私は、そう言ってシェルフィアを抱きかかえた。そして、翼を開く……景色は瞬く間に小さくなっていった。
「空を飛んでるみたいですね」
シェルフィアは約束を守り、目を閉じたままだ。
「ああ、でももうすぐ着くからもうしばらく待ってくれよ」
こうして向かった先……そこは……
「目を開けてもいいよ」
私がそう告げると、彼女はパッと目を開いた。
「ここは……あの時の湖!」
そうだ……ここは、私達の心が初めて通じ合った場所。200年の時を経ても何ら変わっていない。しかも、あの時と同じ下弦の月が輝く。それが遠くの山々の雄大な影を作っているのだ。空には一面の星々……一点の曇りすらない。優しい風が、時折水面を揺らす……それでも、静かな湖面は柔らかな光を映し出していた。

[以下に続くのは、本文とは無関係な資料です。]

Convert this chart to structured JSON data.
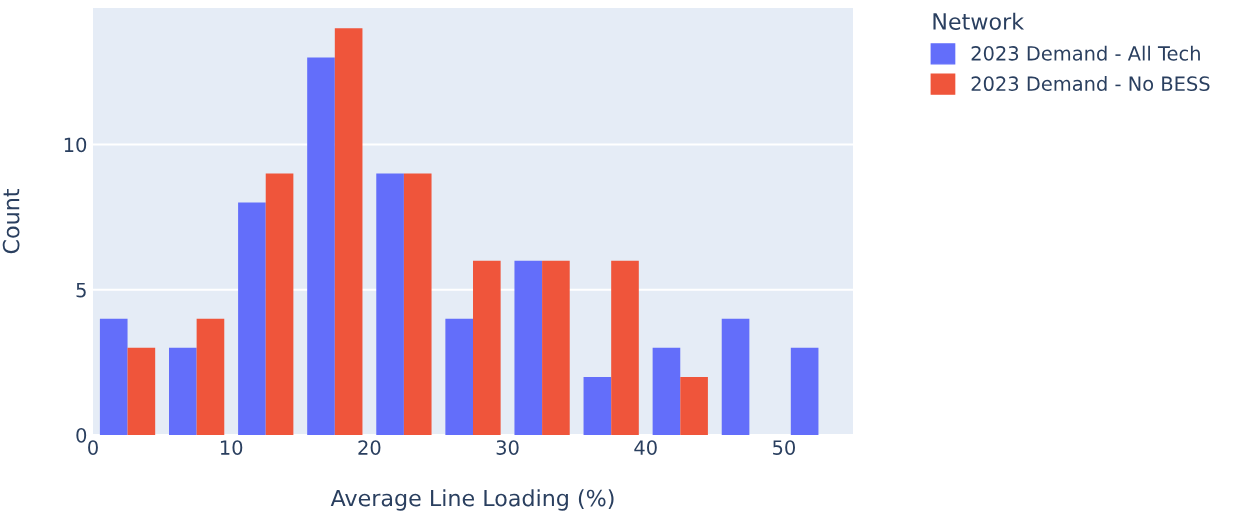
{
  "chart_data": {
    "type": "histogram",
    "xlabel": "Average Line Loading (%)",
    "ylabel": "Count",
    "legend_title": "Network",
    "bins": [
      0,
      5,
      10,
      15,
      20,
      25,
      30,
      35,
      40,
      45,
      50,
      55
    ],
    "series": [
      {
        "name": "2023 Demand - All Tech",
        "color": "#636efa",
        "values": [
          4,
          3,
          8,
          13,
          9,
          4,
          6,
          2,
          3,
          4,
          3
        ]
      },
      {
        "name": "2023 Demand - No BESS",
        "color": "#ef553b",
        "values": [
          3,
          4,
          9,
          14,
          9,
          6,
          6,
          6,
          2,
          0,
          0
        ]
      }
    ],
    "xlim": [
      0,
      55
    ],
    "ylim": [
      0,
      14.7
    ],
    "xticks": [
      0,
      10,
      20,
      30,
      40,
      50
    ],
    "yticks": [
      0,
      5,
      10
    ],
    "grid": "y",
    "legend": "top right"
  }
}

ここにあるのは、私達二人と……それを包む優しい自然だけだった。
「覚えてるみたいだね。ここに来たのには理由があるんだよ」
驚いているシェルフィアに私は微笑んだ。
「理由ですか?教えて欲しいです」
清澄な空気の中で彼女の澄んだ声が響く。
「隠していたのは悪いと思ったんだけど、どうしてもびっくりさせたくて」
私は、上着の内ポケットから小箱を取り出した。
「え……何ですか?」
彼女は首を傾げる。真剣な私の様子に、彼女も緊張しているようだ。
「開けてみてほしい」
私も少し緊張してきた。思わず声が小声になる。
「……これは!?」
彼女は驚いた。それもそのはずだ……中にあったのは、眩い虹色の光を放つ宝石を纏った指輪だったからだ。
「……シェファで作った指輪だよ」
私は、そっとその指輪を手に取った。
「……私は、永遠に君を愛し続ける。約束するよ……君を必ず幸せにするって。だから……この先に待つ戦いが終わったら」
「……結婚しよう!この指輪はその約束の証なんだ」
私は胸が震えながらも、じっとシェルフィアの目を見つめてそう言った。
「……はいっ!喜んで!」
シェルフィアは嬉しさに涙を流していた。私は、そんな彼女が愛しくてギュッと抱き締めた。